No one expected Golden Week to mark a huge turn-around for Macau; however, the hope was that it would bring some type of relief for the city and its casinos after continued near-flat visitation that has lasted for several months. COVID-19 still refuses to release its grip and, even if the number of positive cases has dropped in the region, travel restrictions and concern over infection remain. As a result, Macau did the best it could to attract whatever portion of the market it could muster during the ongoing Chinese holiday period, but wasn’t able to achieve anything significant. Across the first three days of Golden Week, visitation to Macau was down almost 90% from what was recorded last year.
According to data provided by the Macao Government Tourism Office (MGTO), Macau welcomed 58,345 arrivals from last Thursday through Saturday. That equals a drop of 87.2% from last year’s opening weekend, mostly fueled by an extreme decline in visitation from mainland China. Typically the biggest feeder for Macau, especially during the annual week-long holiday, only 55,100 mainlanders paid Macau a visit over the three-day period, a year-on-year decline of 86.1%.
The MGTO was most likely waiting with bated breath the morning of October 1, ready to see how the first day of Golden Week would turn out. The entry points to the city were underwhelmed, however, and only 15,500 visitors crossed over into the city. That represents an 88.5% drop from the first day of the holiday period last year, and October 2 didn’t get any better. Although the figures for the day showed 22,116 arrivals, that was off by 86.1% from what was recorded last year. On October 3, the number of arrivals dipped, with Macau welcoming only 20,726 visitors – 86.1% fewer than it had a year earlier.
This is the second year in a row that Macau visitation has been anything but impressive, especially for the city’s casinos.
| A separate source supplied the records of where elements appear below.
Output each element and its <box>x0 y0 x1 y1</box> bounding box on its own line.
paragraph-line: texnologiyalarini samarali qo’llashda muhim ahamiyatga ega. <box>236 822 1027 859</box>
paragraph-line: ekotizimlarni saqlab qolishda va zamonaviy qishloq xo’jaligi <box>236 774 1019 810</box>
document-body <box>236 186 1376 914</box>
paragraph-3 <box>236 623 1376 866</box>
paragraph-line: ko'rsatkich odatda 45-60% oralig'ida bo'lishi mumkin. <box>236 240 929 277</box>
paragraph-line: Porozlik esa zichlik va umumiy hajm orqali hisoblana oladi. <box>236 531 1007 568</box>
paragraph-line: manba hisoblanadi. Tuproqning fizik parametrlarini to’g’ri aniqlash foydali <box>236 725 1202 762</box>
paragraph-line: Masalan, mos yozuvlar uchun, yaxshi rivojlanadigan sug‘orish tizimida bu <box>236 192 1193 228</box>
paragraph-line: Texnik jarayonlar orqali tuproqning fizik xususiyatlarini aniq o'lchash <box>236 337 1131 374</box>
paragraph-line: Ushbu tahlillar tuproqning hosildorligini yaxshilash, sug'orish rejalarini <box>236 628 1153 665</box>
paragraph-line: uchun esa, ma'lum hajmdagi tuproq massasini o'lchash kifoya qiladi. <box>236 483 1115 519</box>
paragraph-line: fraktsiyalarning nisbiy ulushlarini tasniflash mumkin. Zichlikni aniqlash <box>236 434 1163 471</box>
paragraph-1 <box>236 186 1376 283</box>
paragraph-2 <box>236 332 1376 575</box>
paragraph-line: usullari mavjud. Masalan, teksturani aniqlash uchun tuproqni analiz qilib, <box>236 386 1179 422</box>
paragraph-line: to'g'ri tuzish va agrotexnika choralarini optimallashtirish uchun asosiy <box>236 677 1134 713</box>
Last year, overall visitation saw a year-on-year increase of around 11%; however, the average daily revenue for the city’s gambling properties was about 12% less than what had been recorded in 2018. Most of that came from a drop in VIP gambling, which lost around 22-24% of the prior year’s level.
While the lack of visitation from mainland China was a huge factor in getting Golden Week off to a slow start in Macau, it wasn’t the only reason. Anyone looking to head to Macau from Hong Kong, another important feeder market, had to look for alternatives, as there is still a 14-day quarantine in place for those looking to pop in on Macau from Hong Kong. There’s still hope that the rest of the Golden Week holiday could offer some type of relief for Macau, but it’s already in a losing situation and won’t rebound enough to offset the declines.